I began with the assumption that you cannot improve that which you do not measure. My early career included six years as a retail sales manager in a series of department stores where I learned to read and appreciate the Statement of Operations each month to evaluate my progress against goals.
I’m a numbers guy, and like hard data, stats, and graphs. Trendlines are my friend. It’s a bit geeky, but I am what I am.
I created an IT Architecture program about ten years ago and began looking for the elusive stats to demonstrate both value to the corporation and progress over time. Activity-based metrics were easy; number of projects reviewed, number of hours engaged, number of standards established.
We put everything on our internal web site and tracked usage to show, for instance, that a pool of 300 architects, Lead Developers, and executives hit the web material 60,000 times per year. This served as sort of a value metric.

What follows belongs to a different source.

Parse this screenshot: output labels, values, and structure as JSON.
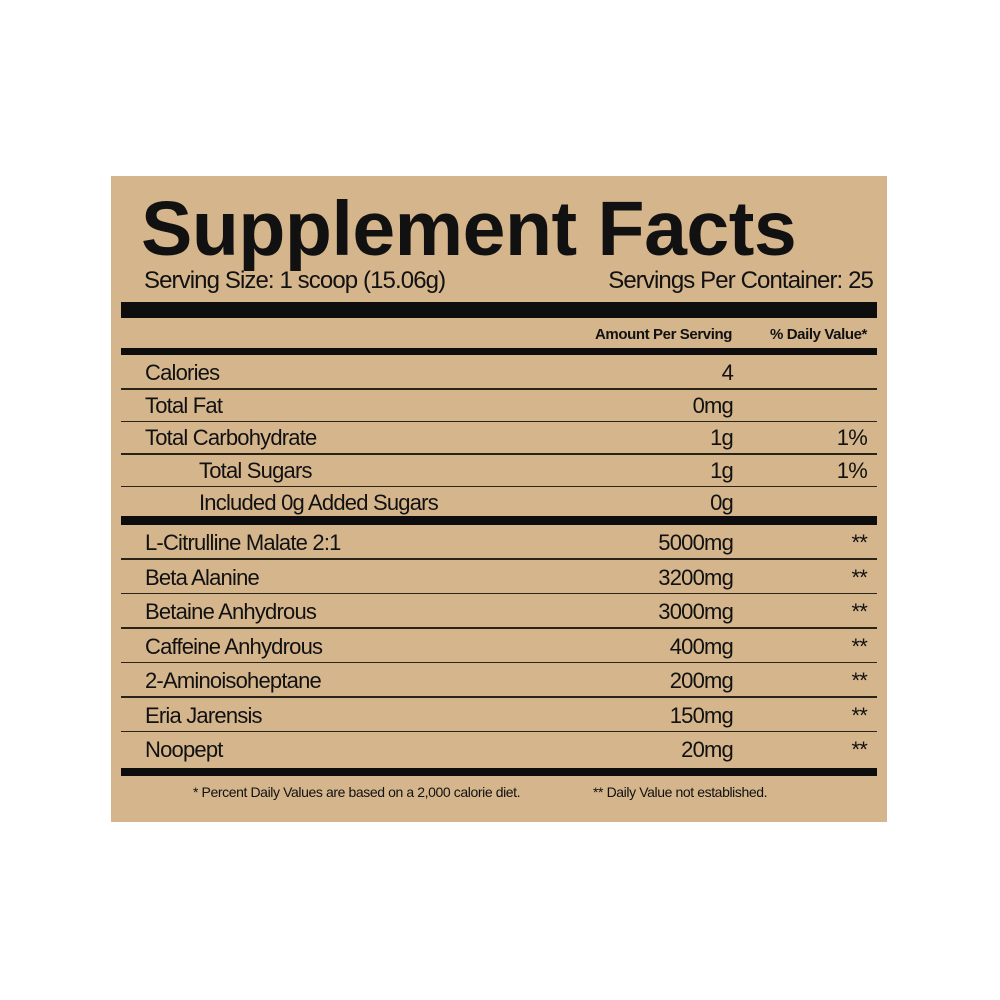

Over time I became comfortable with the fact that we could never find the direct cause and effect numbers that would prove that our architecture program was delivering more than the cost of the investment. So, we establish this response:
The value of the EA program is not expressed as a number.
Isn’t that cool. It even sounds a little deep. If only it weren't wrong.
Still, we continued to look. I rejected notions like adding up the number of times a project team employed a reusable asset rather than build from scratch for two reasons. First, rarely did anyone build from scratch and so the concept was silly. Secondly, how long do you count using existing ethernet cables as “reuse.” In other words, when do you stop counting reuse as a savings, and start saying, that’s just how we do business.
Then I read Douglas Hubbard’s book How to Measure Anything where he makes the point that the REASON you measure something is to reduce uncertainty. That’s all - you don’t have to eliminate all ambiguity, just some. Architects (myself included) try to find the perfect measures; unassailable, unambiguous, direct cause-and-effect numbers. But what we need is any measure that simply takes us to reduced uncertainty.
With that as a definition it is easy to come up metrics, and we now post several on our executive dashboard. Everything can be measured once you free yourself from the notion that the measure must be absolute. Actually it just has to reduce uncertainty.